Australian architect Robin Boyd (1919–1971) advocated tirelessly for the voice of Australian architects so that there could be an architecture that might speak to Australian conditions and sensibilities.His legacy continues in the work of contemporary Australian architects yet also prompts a way forward for architecture particularly in relationship to the landscapes they inhabit through a quality of continuous space found in his work where the buildings are spatially reliant and sympathetic to the places they occupy.
A selection of 22 projects are documented comprehensively in this book for the first time.

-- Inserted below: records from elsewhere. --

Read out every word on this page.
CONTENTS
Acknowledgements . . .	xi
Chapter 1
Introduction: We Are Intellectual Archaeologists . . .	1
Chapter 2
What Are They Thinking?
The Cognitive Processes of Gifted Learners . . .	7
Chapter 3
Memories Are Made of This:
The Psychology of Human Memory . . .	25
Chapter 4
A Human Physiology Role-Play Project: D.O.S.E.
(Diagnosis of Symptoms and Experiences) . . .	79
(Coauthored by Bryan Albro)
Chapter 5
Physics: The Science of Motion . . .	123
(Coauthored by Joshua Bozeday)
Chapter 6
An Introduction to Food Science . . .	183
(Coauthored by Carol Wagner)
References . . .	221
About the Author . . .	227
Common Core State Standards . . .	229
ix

This slice through Boyd’s body of work reveals a gifted, complex and contemporary thinker.
Table of Contents
Introduction, Part I: Robin Boyd: Spatial Continuity, References, Part II: Robin Boyd: Selected Works, 1. Boyd House 1 1947, 2. Gillison House 1952, 3. Manning Clark House 1952, 4. Finlay House 1952-53, 5. Fenner House 1953-54, 6.Bridgeford House 1954, 7. Richardson House 1954, 8. Holford House 1956, 9. Haughton James House 1956, 10. Southgate Fountain 1957-60, 11. Boyd House 2 1958, 12. Lloyd House 1959, 13. Clemson House 1959, 14. Domain Park Flats 1960-62, 15. Arnold House 1963-64, 16. Baker House 1964-66, 17. Baker 'Dower' House 1966-68, 18. Lawrence House and Flats 1966-68, 19. Farfor Holiday Houses 1966-68, 20. Mcclune House 1967-68, 21. Featherston House 1967-69, 22. Hegarty House 1969-1972
Mauro Baracco is a practising architect and a director of Baracco+Wright Architects. He has a PhD in Architecture from and is also an Associate Professor at RMIT University in the School of Architecture and Design, Melbourne, Australia where he was the Deputy Dean of Landscape Architecture (2013–15) and is currently the Deputy Dean of International. His teaching, research and practice activity places the architect in the role of strategic thinker across disciplinary boundaries.
Louise Wright is a practising Australian architect and a director of Baracco+Wright Architects. She has a PhD in architecture from and also is a sessional lecturer in design at RMIT University, Melbourne, Australia. Her architectural practice combines the academic and practice world. The work of Baracco+Wright Architects is shifting more and more towards landscape based approaches and has been described as quietly radical.